ルーカが注意深く耳を澄ます。悲鳴や人が倒れる音。怪我人が急増したにして切羽詰まっている。
ルーカは立ち上がり、テントの入り口に行った。
すると、巨大な爆発音が轟く。ルーカは立ち止まり、リカルドは立ち上がる。
刹那、痩せこけた男が入り込んで来た。ルーカは目を剥く。
「お前っ、逃げてる筈じゃ…」
「逃げるだとぉ?!」
痩せこけた男が黒いロープを素早く伸ばし、ルーカの首に巻き付けて下に引いた。ルーカが前屈みになった所を狙い、ルーカのこめかみに膝蹴りを打つ。
ルーカは音も無く倒れた。
「逃げるなどといつ云った?逃げるなら捨て身の特攻をかけるのが俺達だ。
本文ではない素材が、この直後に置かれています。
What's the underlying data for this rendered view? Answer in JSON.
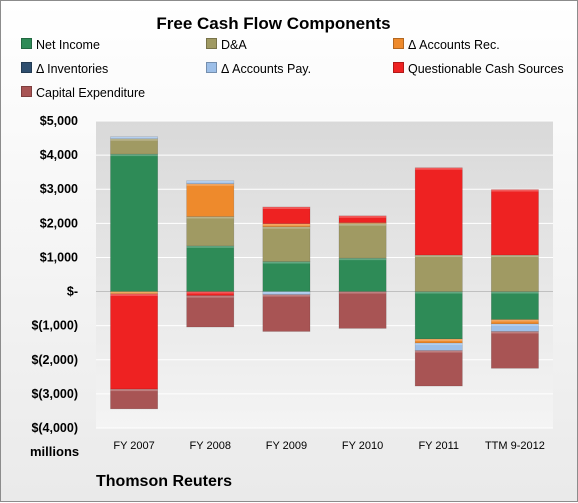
{
  "chart_data": {
    "type": "bar",
    "stacked": true,
    "title": "Free Cash Flow Components",
    "categories": [
      "FY 2007",
      "FY 2008",
      "FY 2009",
      "FY 2010",
      "FY 2011",
      "TTM 9-2012"
    ],
    "y_tick_labels": [
      "$5,000",
      "$4,000",
      "$3,000",
      "$2,000",
      "$1,000",
      "$-",
      "$(1,000)",
      "$(2,000)",
      "$(3,000)",
      "$(4,000)"
    ],
    "ylim": [
      -4000,
      5000
    ],
    "ylabel": "millions",
    "grid": true,
    "legend_position": "top",
    "series": [
      {
        "name": "Net Income",
        "color": "#2e8b57",
        "values": [
          4030,
          1340,
          880,
          980,
          -1390,
          -820
        ]
      },
      {
        "name": "D&A",
        "color": "#a09a63",
        "values": [
          450,
          860,
          1020,
          1010,
          1070,
          1070
        ]
      },
      {
        "name": "Δ Accounts Rec.",
        "color": "#ee8a2c",
        "values": [
          -70,
          960,
          90,
          30,
          -120,
          -130
        ]
      },
      {
        "name": "Δ Inventories",
        "color": "#2f4f6f",
        "values": [
          0,
          0,
          0,
          0,
          0,
          0
        ]
      },
      {
        "name": "Δ Accounts Pay.",
        "color": "#9dbfe8",
        "values": [
          60,
          90,
          -90,
          0,
          -220,
          -220
        ]
      },
      {
        "name": "Questionable Cash Sources",
        "color": "#ee2222",
        "values": [
          -2790,
          -120,
          490,
          200,
          2560,
          1920
        ]
      },
      {
        "name": "Capital Expenditure",
        "color": "#a85454",
        "values": [
          -580,
          -920,
          -1080,
          -1080,
          -1040,
          -1080
        ]
      }
    ]
  },
  "footer": {
    "unit_label": "millions",
    "source": "Thomson Reuters"
  }
}
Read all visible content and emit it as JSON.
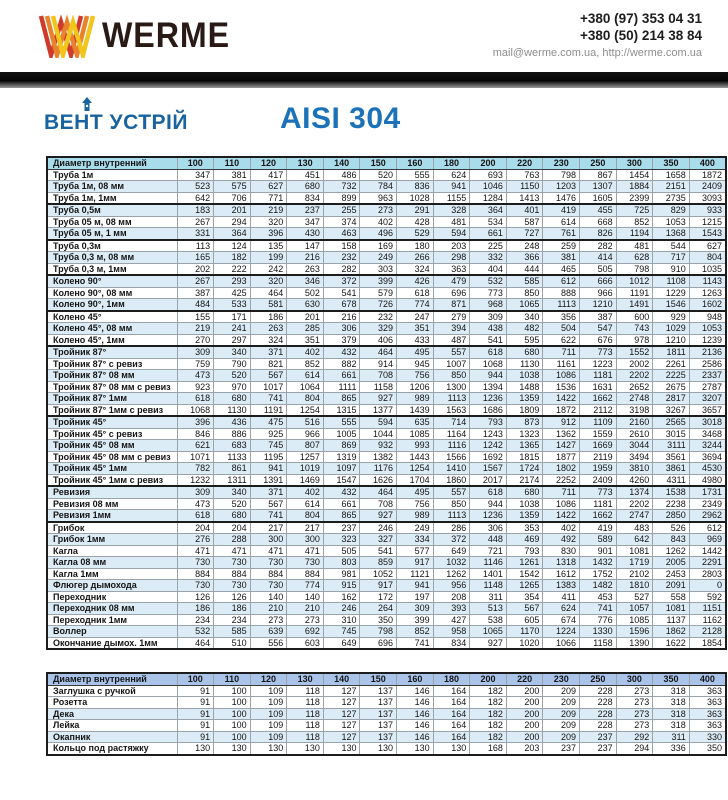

そうだろう?!リカルド!フルメタルジャケットも真っ青なスーサイダー達だぜ、俺達は!」
痩せこけた男は謳う。
アマデオは謳う。
リカルドはデスクの収納口から取り出した黒い手袋をはめながら、苦々しい顔をする。
「…白兵戦もやれるんだな。」
「何を今更!見掛けで判断するとは節穴だ。高位に着く奴が人並みな訳無いだろう?!」
「お前一人か?」
「盟友も一緒さ。」
「スヴェイン…!」
リカルドは歯軋りした。耳心地の悪い音が鳴った。